After fifteen year, the music magazine will be publishing their last issue hitting news stands next month. Contributor Hyundai trying to be a sports car to Rolling Stones' Cadillac and while those comparisons are fair, Blender will be missed. Their infatuation with lists was a bit over the top, but, to be fair, lists are the bomb (especially year end ones).

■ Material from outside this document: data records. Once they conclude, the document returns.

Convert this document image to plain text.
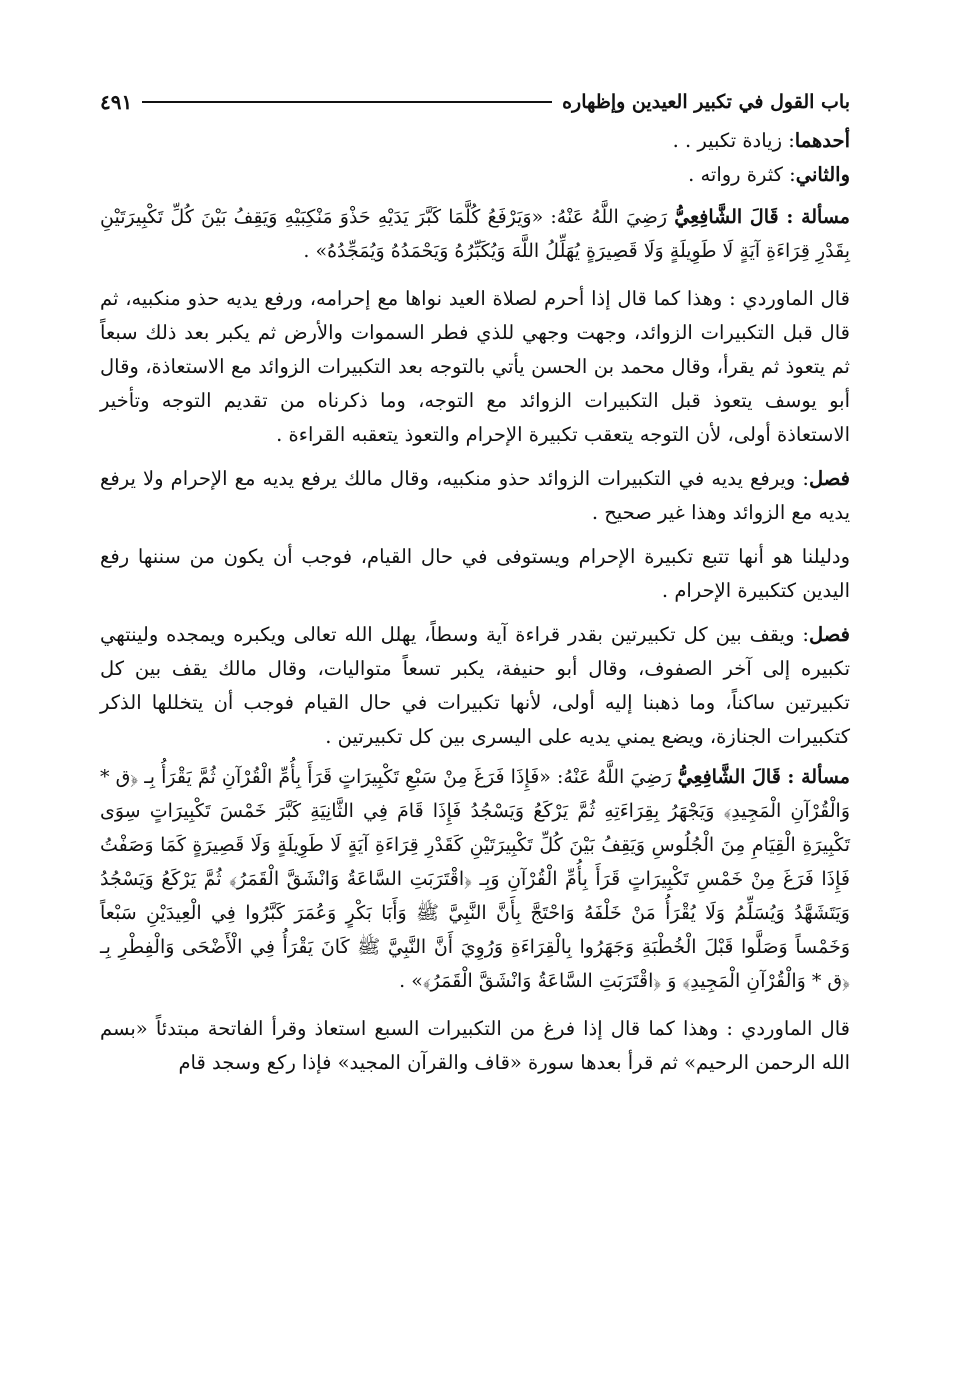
باب القول في تكبير العيدين وإظهاره
٤٩١

أحدهما: زيادة تكبير . .

والثاني: كثرة رواته .

مسألة : قَالَ الشَّافِعِيُّ رَضِيَ اللَّهُ عَنْهُ: «وَيَرْفَعُ كُلَّمَا كَبَّرَ يَدَيْهِ حَذْوَ مَنْكِبَيْهِ وَيَقِفُ بَيْنَ كُلِّ تَكْبِيرَتَيْنِ بِقَدْرِ قِرَاءَةِ آيَةٍ لَا طَوِيلَةٍ وَلَا قَصِيرَةٍ يُهَلِّلُ اللَّهَ وَيُكَبِّرُهُ وَيَحْمَدُهُ وَيُمَجِّدُهُ» .

قال الماوردي : وهذا كما قال إذا أحرم لصلاة العيد نواها مع إحرامه، ورفع يديه حذو منكبيه، ثم قال قبل التكبيرات الزوائد، وجهت وجهي للذي فطر السموات والأرض ثم يكبر بعد ذلك سبعاً ثم يتعوذ ثم يقرأ، وقال محمد بن الحسن يأتي بالتوجه بعد التكبيرات الزوائد مع الاستعاذة، وقال أبو يوسف يتعوذ قبل التكبيرات الزوائد مع التوجه، وما ذكرناه من تقديم التوجه وتأخير الاستعاذة أولى، لأن التوجه يتعقب تكبيرة الإحرام والتعوذ يتعقبه القراءة .

فصل: ويرفع يديه في التكبيرات الزوائد حذو منكبيه، وقال مالك يرفع يديه مع الإحرام ولا يرفع يديه مع الزوائد وهذا غير صحيح .

ودليلنا هو أنها تتبع تكبيرة الإحرام ويستوفى في حال القيام، فوجب أن يكون من سننها رفع اليدين كتكبيرة الإحرام .

فصل: ويقف بين كل تكبيرتين بقدر قراءة آية وسطاً، يهلل الله تعالى ويكبره ويمجده ولينتهي تكبيره إلى آخر الصفوف، وقال أبو حنيفة، يكبر تسعاً متواليات، وقال مالك يقف بين كل تكبيرتين ساكناً، وما ذهبنا إليه أولى، لأنها تكبيرات في حال القيام فوجب أن يتخللها الذكر كتكبيرات الجنازة، ويضع يمني يديه على اليسرى بين كل تكبيرتين .

مسألة : قَالَ الشَّافِعِيُّ رَضِيَ اللَّهُ عَنْهُ: «فَإِذَا فَرَغَ مِنْ سَبْعِ تَكْبِيرَاتٍ قَرَأَ بِأُمِّ الْقُرْآنِ ثُمَّ يَقْرَأُ بِـ ﴿ق * وَالْقُرْآنِ الْمَجِيدِ﴾ وَيَجْهَرُ بِقِرَاءَتِهِ ثُمَّ يَرْكَعُ وَيَسْجُدُ فَإِذَا قَامَ فِي الثَّانِيَةِ كَبَّرَ خَمْسَ تَكْبِيرَاتٍ سِوَى تَكْبِيرَةِ الْقِيَامِ مِنَ الْجُلُوسِ وَيَقِفُ بَيْنَ كُلِّ تَكْبِيرَتَيْنِ كَقَدْرِ قِرَاءَةِ آيَةٍ لَا طَوِيلَةٍ وَلَا قَصِيرَةٍ كَمَا وَصَفْتُ فَإِذَا فَرَغَ مِنْ خَمْسِ تَكْبِيرَاتٍ قَرَأَ بِأُمِّ الْقُرْآنِ وَبِـ ﴿اقْتَرَبَتِ السَّاعَةُ وَانْشَقَّ الْقَمَرُ﴾ ثُمَّ يَرْكَعُ وَيَسْجُدُ وَيَتَشَهَّدُ وَيُسَلِّمُ وَلَا يُقْرَأُ مَنْ خَلْفَهُ وَاحْتَجَّ بِأَنَّ النَّبِيَّ ﷺ وَأَبَا بَكْرٍ وَعُمَرَ كَبَّرُوا فِي الْعِيدَيْنِ سَبْعاً وَخَمْساً وَصَلَّوا قَبْلَ الْخُطْبَةِ وَجَهَرُوا بِالْقِرَاءَةِ وَرُوِيَ أَنَّ النَّبِيَّ ﷺ كَانَ يَقْرَأُ فِي الْأَضْحَى وَالْفِطْرِ بِـ ﴿ق * وَالْقُرْآنِ الْمَجِيدِ﴾ وَ ﴿اقْتَرَبَتِ السَّاعَةُ وَانْشَقَّ الْقَمَرُ﴾» .

قال الماوردي : وهذا كما قال إذا فرغ من التكبيرات السبع استعاذ وقرأ الفاتحة مبتدئاً «بسم الله الرحمن الرحيم» ثم قرأ بعدها سورة «قاف والقرآن المجيد» فإذا ركع وسجد قام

Carl Wilson expressed his surprise commenting, "The shocking part is that I had figured Blender was the most commercially savvy one in the music-magazine market - they built their business on photos (especially of scantily clad pop starlets), best-ever/worst-ever/most-outrageous sorts of lists, titillation and trivia, backed up for credibility with a review section full of some of the best working music writers struggling (for a good paycheque) to squeeze wit and insight into tiny little capsule reviews. I hated its glibnesss, but it wasn't snobby - it was pro-pop, pro-hip-hop and pro-indie all at once - and it certainly seemed saleable; if even they can't survive, I'm not sure there really is a music magazine market. Curiously, a lot of the more niche-oriented publications - rap magazines and metal magazines in particular - seem to be doing well still, when I thought they'd probably be the most easily displaced by fan sites and blogs. Perhaps cliqueishness (and even snobbishness) is actually a safer marketing bet?"
Rest in peace Blender. You will be missed.